La vague rose, annoncée avant le premier tour et dans l'entre-deux tours, a bien eu lieu au soir du second tour des élections municipales.
En remportant 38 villes de plus de 30 000 habitants, dont 36 en battant la droite, la gauche administrera pour les six années à venir 183 villes de plus de 30 000 habitants, soit 58,5% de ces localités. La droite, elle, en dirigera 124, soit 39,5% et le MoDem 7, soit 2%. En 2001, les chiffres étaient de 145 villes administrées par la gauche contre 160 par la droite et 9 par le MoDem.
S'agissant des villes de plus de 100 000 habitants, la gauche en gère à présent 25 et la droite 12. "La gauche est majoritaire en voix et elle sera majoritaire en nombres de villes et de départements", a déclaré le Premier secrétaire du Parti socialiste vers 20 heures dimanche 16 mars, appelant par la même le gouvernement et Nicolas Sarkozy à "corriger la politique qu'il a conduite depuis maintenant 10 mois".

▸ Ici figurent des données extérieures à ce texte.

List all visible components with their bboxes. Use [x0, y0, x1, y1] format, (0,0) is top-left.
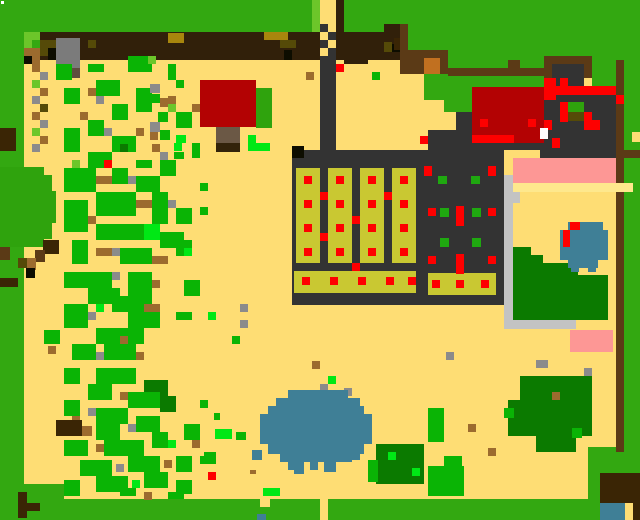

Pour Ségolène Royal, cette victoire de la gauche est un "vote-sanction" pour la majorité en place au gouvernement. L'ex-candidate socialiste à la présidentielle a ainsi appelé le gouvernement à "changer sa politique et son comportement".
Les élections cantonales auront elles aussi permis à la gauche de s'emparer de plusieurs conseils généraux. Ainsi, sur 101 conseils généraux, 60 échouent à la gauche.